Estos momentos tienen un encanto ceremonial revelador, pues llevan al político a niveles de ansiedad nunca vistos. Pasa así. El día arranca tranquilo en los pasillos de tal o cual feria; no hay gente, naturalmente, pues no se ha inaugurado nada aún. De pronto, sobre la moqueta se comienza a sentir cierta energía electrizante. Va a suceder algo. En la calma, a lo lejos, cruza el pasillo vacío un fotógrafo a la carrera, y después otro más allá en otra esquina. Llevan sobre el pecho un chaleco con bolsillos llenos de objetivos enormes y cilíndricos como munición de guerra. Se agazapan aquí y allá, a cubierto detrás de un stand, sobre los mostradores, como la avanzadilla de un ejército que se interna en las ruinas de una ciudad reconquistada. Cada uno tiene un plan distinto para disparar, pero a la hora de la verdad, todos los fotógrafos se ponen en el mismo lugar, detrás de la misma cinta y hacen la misma foto. Siempre discuten igual, se dicen las mismas cosas, se dan los mismos codazos. Cuando se juntan, comienza el baile.

Los Reyes son los que inauguran las grandes cosas, naturalmente. Entre las capacidades de los representantes de la Corona está la de caminar con parsimonia en las inauguraciones en mitad de la barbarie y mantener con aire aparentemente interesado conversaciones del todo intrascendentes.

En las ferias hay pelea porque hay escasez de sitio. España, que es su jerarquía, no cabe en un pasillo de Ifema, así que al lado del jefe del Estado circula normalmente el ministro del ramo, que hace como que le enseña cosas, y después los secretarios de Estado, los directores generales, los presidentes de la comunidades autónomas implicadas, los consejeros, los delegados, los alcaldes, los concejales, los técnicos, los que quieren un contrato, el de la videografía, un escultor de Murcia, el primo de alguien y otro que pasaba por allí y que entró en la melé en el Pabellón 2 y, cuando la procesión llega al Pabellón 8, aún no ha logrado zafarse del tumulto. Nadie quiere perder una sola fila en la escala. En política, cada cual es el puesto que mantiene en la pirámide salvaje de las inauguraciones y no está dispuesto a abandonarlo.
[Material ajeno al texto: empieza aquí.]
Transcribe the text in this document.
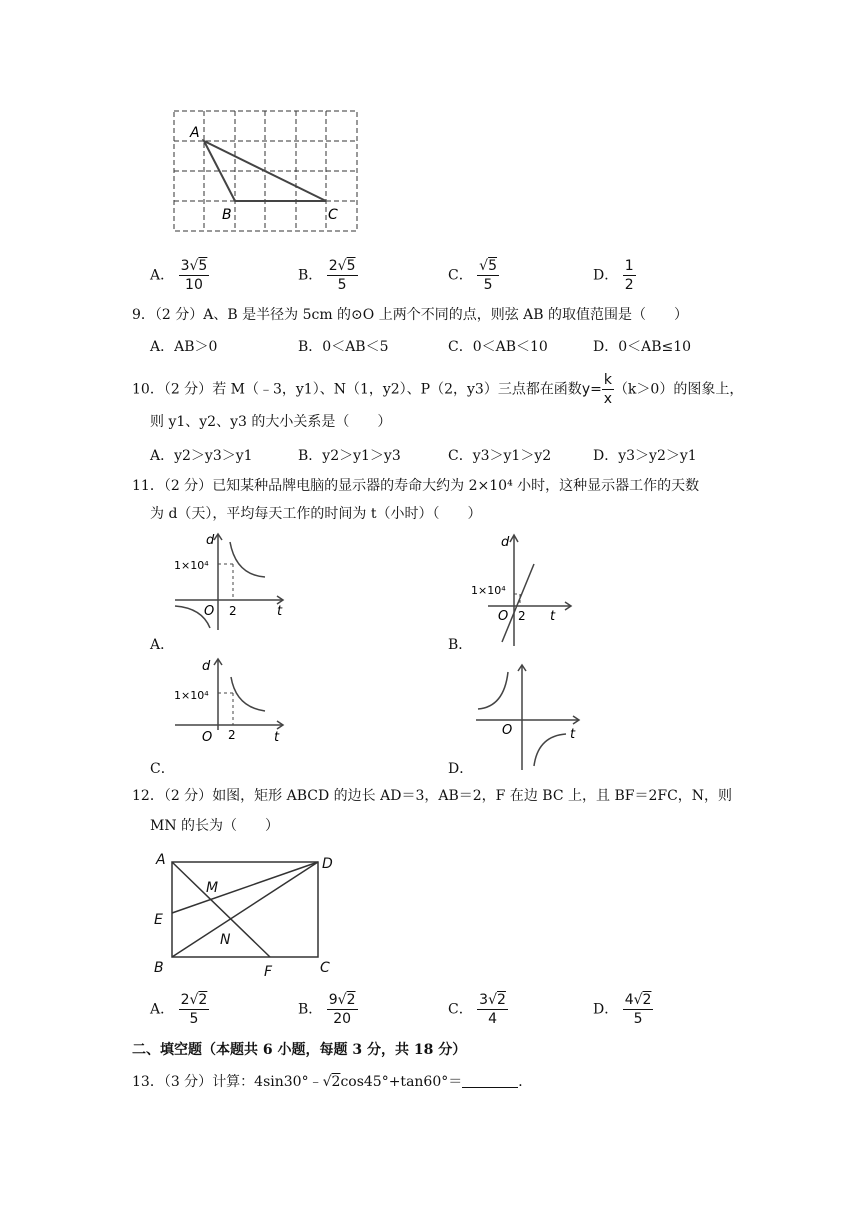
A
B	C
A． $\frac{3√5}{10}$	B． $\frac{2√5}{5}$	C． $\frac{√5}{5}$	D． $\frac{1}{2}$
9．（2 分）A、B 是半径为 5cm 的⊙O 上两个不同的点，则弦 AB 的取值范围是（　　）
A．AB＞0	B．0＜AB＜5	C．0＜AB＜10	D．0＜AB≤10
10．（2 分）若 M（﹣3，y1）、N（1，y2）、P（2，y3）三点都在函数$y= \frac{k}{x} (k>0)$的图象上，
则 y1、y2、y3 的大小关系是（　　）
A．y2＞y3＞y1	B．y2＞y1＞y3	C．y3＞y1＞y2	D．y3＞y2＞y1
11．（2 分）已知某种品牌电脑的显示器的寿命大约为 2×10⁴ 小时，这种显示器工作的天数
为 d（天），平均每天工作的时间为 t（小时）（　　）
d
1×10⁴
O 2	t
A．
d
1×10⁴
O 2 t
B．
d
1×10⁴
O 2	t
C．
O	t
D．
12．（2 分）如图，矩形 ABCD 的边长 AD＝3，AB＝2，F 在边 BC 上，且 BF＝2FC，N，则
MN 的长为（　　）
A	D
M
E
N
B	F	C
A． $\frac{2√2}{5}$	B． $\frac{9√2}{20}$	C． $\frac{3√2}{4}$	D． $\frac{4√2}{5}$
二、填空题（本题共 6 小题，每题 3 分，共 18 分）
13．（3 分）计算：4sin30°﹣√2cos45°+tan60°＝	．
Algunos de esos han tenido que vender a su madre para estar allí, solo dos filas por detrás del consejero, en franca pugna con los de la oposición y, sobre todo, con los suyos, y no van a renunciar. Empujan, dan codazos, intentan adelantar porque saben que los de detrás quieren quitarles algo más que la cartera.
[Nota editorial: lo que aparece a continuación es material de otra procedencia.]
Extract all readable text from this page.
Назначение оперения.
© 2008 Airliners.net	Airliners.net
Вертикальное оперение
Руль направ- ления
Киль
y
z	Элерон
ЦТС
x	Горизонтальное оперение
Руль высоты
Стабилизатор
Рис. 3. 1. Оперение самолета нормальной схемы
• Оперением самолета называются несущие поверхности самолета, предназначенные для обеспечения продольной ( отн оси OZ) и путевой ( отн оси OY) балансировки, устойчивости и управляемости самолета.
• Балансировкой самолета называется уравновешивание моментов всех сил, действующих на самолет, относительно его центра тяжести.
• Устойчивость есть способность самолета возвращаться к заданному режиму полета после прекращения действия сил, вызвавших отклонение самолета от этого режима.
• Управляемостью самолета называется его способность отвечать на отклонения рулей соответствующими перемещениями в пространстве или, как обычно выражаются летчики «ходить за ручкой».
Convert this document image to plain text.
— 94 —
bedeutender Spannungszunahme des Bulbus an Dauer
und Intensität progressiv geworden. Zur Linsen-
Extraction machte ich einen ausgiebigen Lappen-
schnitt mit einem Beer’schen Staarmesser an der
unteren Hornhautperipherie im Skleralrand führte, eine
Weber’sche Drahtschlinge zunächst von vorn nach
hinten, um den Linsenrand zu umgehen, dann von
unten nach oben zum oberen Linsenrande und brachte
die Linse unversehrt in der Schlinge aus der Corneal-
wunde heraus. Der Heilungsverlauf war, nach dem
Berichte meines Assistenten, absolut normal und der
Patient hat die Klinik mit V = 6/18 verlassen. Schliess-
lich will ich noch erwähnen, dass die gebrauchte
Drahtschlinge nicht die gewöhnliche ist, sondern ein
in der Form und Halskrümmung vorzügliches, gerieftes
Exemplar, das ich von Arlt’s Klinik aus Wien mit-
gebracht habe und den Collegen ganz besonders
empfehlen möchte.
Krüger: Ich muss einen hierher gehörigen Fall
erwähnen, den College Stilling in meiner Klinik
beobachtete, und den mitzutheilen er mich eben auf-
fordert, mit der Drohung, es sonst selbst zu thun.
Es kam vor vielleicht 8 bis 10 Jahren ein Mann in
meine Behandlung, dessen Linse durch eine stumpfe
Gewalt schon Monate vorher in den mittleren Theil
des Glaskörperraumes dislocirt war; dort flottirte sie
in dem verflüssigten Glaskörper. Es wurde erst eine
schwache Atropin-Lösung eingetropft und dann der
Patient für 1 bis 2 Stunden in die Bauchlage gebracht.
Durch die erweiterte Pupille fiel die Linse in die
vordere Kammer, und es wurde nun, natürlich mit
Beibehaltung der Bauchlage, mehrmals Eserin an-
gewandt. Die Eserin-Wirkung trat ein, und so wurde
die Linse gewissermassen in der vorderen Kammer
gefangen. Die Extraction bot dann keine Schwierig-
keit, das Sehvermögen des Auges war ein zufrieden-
Cada vez hay menos sitio. Cada vez son más. Toda esa constelación de cargos va enfrascándose por la estrechísima ratonera de los pasillos e inician una lucha terrible y febril por la supervivencia, como los ñus del África cuando cruzan el río Mara, como los almonteños cuando saltan la reja. Los de atrás de la columna, que cada vez son más para el mismo espacio pues al contrario que la pirámide demográfica de las pensiones, la pirámide trófica de la política se ensancha por las bases, caminan en franca pelea por no perder el puesto, y poco a poco van retorciéndose fruto de la presión y se escurren hacia fuera por las fisuras del lecho como si fueran masa de churros.

Hay gente que ha estado en esas luchas a la que han tenido que extirparle un órgano, pero el bazo es un precio menor a cambio de compartir plano con Don Felipe en el informativo de las tres. Ninguno se priva de ese placer de una foto inaugurando algo; ni siquiera la sagaz Ada Colau, que montó el lío en la recepción, pero que no se perdió el desfile. Una foto bien vale un apretón, aunque sea con el Rey.